The familiarity was growing stronger and stronger. “I missed a lot in the archives, or the people you know have prodigious memories.”
“They do. Long ago the trustee involved in your murder had a brother on the other side. That brother was a Bishop of The Church, a prominent Bishop, but The Church wa
s not so strong then. It preached love, and had no ambitions for power. A few disagreed with that.”
“These people remember all that?” Trae’s pulse rose. The piercing eyes, the cadence of speech, all so—
“I remember it. I was there on the other side, a novice in The Church. I remember Azar Khalil as the first Bishop of Kratola. I think The Church sent him after your father to gain a foothold in the colonies. And he’s managed to make a substantial fortune while doing it. We even removed the Emperor of Gan for him, restoring democracy, or so we thought. Now he’s taken power under the guise of democracy, but it’s for The Church.”
“Who’s we?”
“You, the Zylak family. You’re the enemy of The Church. It was seen that way on Kratola. It still is.”

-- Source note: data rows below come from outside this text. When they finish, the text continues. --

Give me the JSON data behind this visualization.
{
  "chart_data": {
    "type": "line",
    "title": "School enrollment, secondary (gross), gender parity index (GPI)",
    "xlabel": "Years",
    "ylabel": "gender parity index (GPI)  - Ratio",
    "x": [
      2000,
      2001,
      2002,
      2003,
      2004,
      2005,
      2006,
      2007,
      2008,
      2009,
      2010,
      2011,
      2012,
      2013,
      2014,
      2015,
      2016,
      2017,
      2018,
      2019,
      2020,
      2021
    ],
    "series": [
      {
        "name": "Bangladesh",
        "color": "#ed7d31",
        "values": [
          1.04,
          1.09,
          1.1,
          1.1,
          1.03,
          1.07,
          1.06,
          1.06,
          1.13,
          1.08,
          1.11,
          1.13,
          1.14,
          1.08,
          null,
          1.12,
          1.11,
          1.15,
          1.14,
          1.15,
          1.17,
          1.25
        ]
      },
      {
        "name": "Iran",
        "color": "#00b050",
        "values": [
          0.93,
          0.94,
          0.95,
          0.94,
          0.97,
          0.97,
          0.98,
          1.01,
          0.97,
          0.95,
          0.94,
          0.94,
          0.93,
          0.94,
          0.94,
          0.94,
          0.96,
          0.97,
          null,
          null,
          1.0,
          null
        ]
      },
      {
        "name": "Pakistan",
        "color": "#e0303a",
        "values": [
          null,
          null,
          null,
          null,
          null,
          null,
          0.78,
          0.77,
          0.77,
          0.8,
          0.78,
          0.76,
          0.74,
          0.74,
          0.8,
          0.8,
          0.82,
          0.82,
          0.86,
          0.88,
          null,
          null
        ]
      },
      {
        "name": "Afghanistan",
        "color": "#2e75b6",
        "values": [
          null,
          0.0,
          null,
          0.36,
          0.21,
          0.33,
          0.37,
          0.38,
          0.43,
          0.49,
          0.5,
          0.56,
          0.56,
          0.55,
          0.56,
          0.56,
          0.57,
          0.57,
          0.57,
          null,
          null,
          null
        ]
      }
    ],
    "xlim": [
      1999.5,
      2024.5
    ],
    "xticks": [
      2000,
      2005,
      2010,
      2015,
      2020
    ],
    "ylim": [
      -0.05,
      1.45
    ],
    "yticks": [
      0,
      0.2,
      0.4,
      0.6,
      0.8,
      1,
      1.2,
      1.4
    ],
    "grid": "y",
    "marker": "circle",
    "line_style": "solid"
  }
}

“You don’t get any of this from the archives, or other people’s memories. As much as I think it possible, it’s conjecture without proof.” Trae’s pulse was racing, now, Haight’s eyes locked onto his.
“Your father remembers all of it. And do you really think you’re the only person who meets with him on a flower-covered hillside? Only Trae would believe that.”
“You’ve talked to my father?”
“Why not? We’ve been responsible for you since the day you were first born. Only the bodies change.”
Now John Haight really smiled, and the darkness in his eyes went away.
“Petyr?” said Trae, and his voice quavered.
“Hello again,” said John Haight.
CHAPTER 33
In the first youth of Leonid Zylak, ten thousand souls left Kratola and its crowds to search for opportunities in another universe. Others had gone before them, and had never been heard from again. Even with ships cruising at half-light speed and capable of light-year jumps, the distances were too vast for communication.
This time was different. The new colonists vowed they would keep in touch with their home world by settling the first habitable worlds they found. This was not so easy a task as they thought, for it was one hundred and eighty years before they found a system with a suitable world. Many lived out their final lives on board ship, having lost hope of ever setting foot on land again.